Iqbal Ahmad, C.J.
1. This is an appeal by judgment-debtors whose application for amendment of a decree under Section 8, Debt Redemption Act (13 of 1940), has been dismissed by the Court below on the ground that on the date of the advance of the loan which culminated in the decree, the appellants were not agriculturists. The facts are no longer in controversy and are as follows:
2. On 23rd January 1932 one Prabhu Lal who was the manager of the joint Hindu family of which the present appellants are members executed a mortgage deed in favour of Manohar Lal, decree-holder respondent, for a sum of Rs. 5618. This consideration was made up of amounts due on the basis of two promissory notes executed by Prabhu Lal in favour of Manohar Lal. Manohar Lal put the mortgage into suit in the year 1933 and eventually obtained a final decree for the sale on 14th March 1936. The judgment-debtor-appellants applied for the amendment of this decree under Section 8, Debt Redemption Act. The application of the judgment-debtors was opposed by the decree-holder on the ground that the joint Hindu family of which the appellants were members, was assessed to income-tax in the year 1932, in which year the mortgage deed was executed and that as such the joint family or the members thereof could not be deemed to be agriculturists in that year and accordingly the appellants were not entitled to the benefit of the provisions of the Debt Redemption Act. The Court below accepted this contention of the decree-holder and dismissed the application made by the judgment-debtor appellants for amendment of the decree. The view taken by the Court below that in order to attract the application of Section 8 of the Act, it is necessary that the loan should have been made to an agriculturist is unsustainable in view of the Full Bench decision of this Court in Ketki Kunwar v. Ram Swaroop ('42) 29 A.I.R 1942 All. 390. It was held in that case that
where the advance is recoverable from the property of an agriculturist the proviso to Section 2(9), Debt Redemption Act, has no application and the case is governed by the main clause of Section 2(9).
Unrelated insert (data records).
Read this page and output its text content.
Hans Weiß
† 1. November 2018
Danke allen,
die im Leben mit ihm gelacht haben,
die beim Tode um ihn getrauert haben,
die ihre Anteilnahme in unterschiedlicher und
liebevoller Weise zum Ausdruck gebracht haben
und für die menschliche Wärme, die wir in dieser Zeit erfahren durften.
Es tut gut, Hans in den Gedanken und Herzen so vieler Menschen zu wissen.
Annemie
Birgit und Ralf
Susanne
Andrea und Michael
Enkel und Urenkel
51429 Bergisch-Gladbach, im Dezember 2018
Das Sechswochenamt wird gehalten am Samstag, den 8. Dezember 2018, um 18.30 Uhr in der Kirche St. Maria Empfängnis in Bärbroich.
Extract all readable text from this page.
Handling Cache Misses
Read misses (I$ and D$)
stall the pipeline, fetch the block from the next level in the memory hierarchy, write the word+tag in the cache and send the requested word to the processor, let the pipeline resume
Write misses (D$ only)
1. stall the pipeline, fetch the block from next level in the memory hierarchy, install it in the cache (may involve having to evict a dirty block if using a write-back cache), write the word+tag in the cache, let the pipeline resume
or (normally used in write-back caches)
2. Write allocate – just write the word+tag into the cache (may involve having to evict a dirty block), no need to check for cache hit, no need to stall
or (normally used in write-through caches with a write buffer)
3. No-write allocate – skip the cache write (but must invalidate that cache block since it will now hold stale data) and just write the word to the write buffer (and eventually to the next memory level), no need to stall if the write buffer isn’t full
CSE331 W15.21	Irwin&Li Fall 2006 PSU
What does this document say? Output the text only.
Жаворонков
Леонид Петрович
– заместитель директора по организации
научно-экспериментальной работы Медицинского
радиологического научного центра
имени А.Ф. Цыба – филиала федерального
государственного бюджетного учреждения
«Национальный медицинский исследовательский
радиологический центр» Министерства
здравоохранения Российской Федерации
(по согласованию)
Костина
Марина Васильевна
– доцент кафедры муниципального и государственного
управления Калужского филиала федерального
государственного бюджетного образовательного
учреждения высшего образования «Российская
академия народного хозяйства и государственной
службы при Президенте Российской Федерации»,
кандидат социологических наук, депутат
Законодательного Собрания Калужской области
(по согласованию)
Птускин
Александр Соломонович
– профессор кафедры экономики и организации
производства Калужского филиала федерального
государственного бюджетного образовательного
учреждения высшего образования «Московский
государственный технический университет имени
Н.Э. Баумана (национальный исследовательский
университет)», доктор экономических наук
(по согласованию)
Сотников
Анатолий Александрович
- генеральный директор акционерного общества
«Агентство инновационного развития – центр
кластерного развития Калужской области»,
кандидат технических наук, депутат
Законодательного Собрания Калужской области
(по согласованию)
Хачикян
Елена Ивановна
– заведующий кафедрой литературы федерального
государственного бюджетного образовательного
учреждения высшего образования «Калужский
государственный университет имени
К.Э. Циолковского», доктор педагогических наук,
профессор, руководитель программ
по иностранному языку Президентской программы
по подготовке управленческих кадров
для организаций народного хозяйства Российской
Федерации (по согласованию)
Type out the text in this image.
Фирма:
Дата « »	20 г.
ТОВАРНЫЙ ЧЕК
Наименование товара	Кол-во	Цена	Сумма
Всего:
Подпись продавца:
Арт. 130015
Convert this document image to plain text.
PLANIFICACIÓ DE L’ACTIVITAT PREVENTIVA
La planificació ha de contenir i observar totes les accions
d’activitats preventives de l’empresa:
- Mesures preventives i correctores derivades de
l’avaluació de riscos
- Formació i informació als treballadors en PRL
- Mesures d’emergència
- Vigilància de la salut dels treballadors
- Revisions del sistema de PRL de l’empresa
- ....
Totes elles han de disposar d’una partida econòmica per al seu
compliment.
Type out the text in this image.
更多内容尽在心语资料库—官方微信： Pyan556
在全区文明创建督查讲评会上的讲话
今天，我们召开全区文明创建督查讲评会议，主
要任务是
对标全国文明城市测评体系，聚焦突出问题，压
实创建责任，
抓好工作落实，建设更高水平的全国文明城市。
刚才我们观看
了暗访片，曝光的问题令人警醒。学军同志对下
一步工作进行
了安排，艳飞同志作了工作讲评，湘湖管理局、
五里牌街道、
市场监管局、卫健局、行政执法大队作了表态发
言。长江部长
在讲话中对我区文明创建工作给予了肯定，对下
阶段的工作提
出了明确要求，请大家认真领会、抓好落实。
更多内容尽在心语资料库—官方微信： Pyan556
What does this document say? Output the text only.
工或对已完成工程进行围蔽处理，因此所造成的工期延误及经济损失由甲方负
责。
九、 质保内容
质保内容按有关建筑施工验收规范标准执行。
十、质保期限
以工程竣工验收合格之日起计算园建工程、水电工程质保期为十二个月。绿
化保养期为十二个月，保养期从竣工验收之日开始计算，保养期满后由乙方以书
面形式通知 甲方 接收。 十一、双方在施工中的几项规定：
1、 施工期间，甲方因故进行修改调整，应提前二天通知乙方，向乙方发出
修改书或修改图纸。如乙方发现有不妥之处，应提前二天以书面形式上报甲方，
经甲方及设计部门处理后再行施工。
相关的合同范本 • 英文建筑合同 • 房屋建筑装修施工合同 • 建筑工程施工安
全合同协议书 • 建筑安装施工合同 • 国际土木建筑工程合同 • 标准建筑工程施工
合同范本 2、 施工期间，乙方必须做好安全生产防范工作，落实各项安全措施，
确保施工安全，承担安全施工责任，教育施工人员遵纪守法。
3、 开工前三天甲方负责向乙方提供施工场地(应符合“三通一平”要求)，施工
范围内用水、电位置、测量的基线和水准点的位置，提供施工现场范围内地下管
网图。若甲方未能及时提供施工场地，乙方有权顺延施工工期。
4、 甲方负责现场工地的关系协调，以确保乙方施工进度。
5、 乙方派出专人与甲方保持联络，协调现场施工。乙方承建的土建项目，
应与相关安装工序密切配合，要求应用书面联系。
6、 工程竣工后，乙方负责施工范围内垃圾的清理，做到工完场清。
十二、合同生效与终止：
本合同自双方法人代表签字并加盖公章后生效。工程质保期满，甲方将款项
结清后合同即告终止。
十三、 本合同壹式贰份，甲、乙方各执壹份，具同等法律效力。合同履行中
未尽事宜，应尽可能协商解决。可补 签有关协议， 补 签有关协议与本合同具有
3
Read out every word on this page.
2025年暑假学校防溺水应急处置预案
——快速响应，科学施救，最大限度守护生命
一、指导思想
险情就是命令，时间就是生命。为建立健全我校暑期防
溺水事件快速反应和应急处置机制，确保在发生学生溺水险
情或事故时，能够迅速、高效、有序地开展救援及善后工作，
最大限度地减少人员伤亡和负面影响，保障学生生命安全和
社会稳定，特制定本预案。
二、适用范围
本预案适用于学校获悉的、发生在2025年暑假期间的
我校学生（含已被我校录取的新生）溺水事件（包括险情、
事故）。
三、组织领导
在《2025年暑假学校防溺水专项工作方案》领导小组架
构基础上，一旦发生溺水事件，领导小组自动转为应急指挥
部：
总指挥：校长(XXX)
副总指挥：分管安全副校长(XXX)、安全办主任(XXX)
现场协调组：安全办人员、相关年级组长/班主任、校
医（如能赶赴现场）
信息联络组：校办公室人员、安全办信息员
It was further held in that case that
where the advance is recoverable only from the property of an agriculturist, it is not necessary that the advance should have been also made to an agriculturist.
In the case before us, as already stated, the mortgage of 1932 has merged into a decree which directs the sale of the mortgaged property. The loan that has culminated in the decree is, therefore, recoverable from the property of the judgment-debtors appellants who undoubtedly were agriculturists on the date that they applied for the amendment of the decree. The case is, therefore, governed not by the proviso to Sub-section (9) of Section 2 but by the main paragraph of Sub-section (9). It was pointed out in the course of the argument that as the mortgage of 1932 was put into suit within six years, a simple money decree can be obtained by the decree-holder against the judgment-debtors appellants and as such the proviso to Sub-section (9) of Section 2 applies. In view of the provisions of Section 21 of the Act, this argument cannot be accepted. Section 21 provides that:
Notwithstanding the provisions of Rule 6 of Order 34 a simple money decree cannot be passed in favour of a mortgagee where the mortgagee has, on a loan secured by a first mortgage, obtained a decree for sale and the net proceeds of the sale of the mortgaged property are found insufficient to pay the amount due to the mortgagee.
In the present case the loan due on the basis of the two promissory notes was secured by a first mortgage and it is, therefore, manifest that even in the event of the mortgaged property proving insufficient for the satisfaction of the decree the decree-holder will not be entitled to get a simple money decree under Order 34, Rule 6 against the judgment-debtor appellants. The judgment-debtor appellants are, therefore, not personally liable for the decretal amount and as such the proviso to Sub-section (9) has no application to the present case. For the reasons given above, we allow this appeal, set aside the decision of the Court below and remand the case to that Court with a direction to restore the application of the judgment-debtor-appellants under Section 8, Debt Redemption Act, to its original number and dispose of the same according to law. Costs here and hitherto will be the costs in the cause and will abide the result.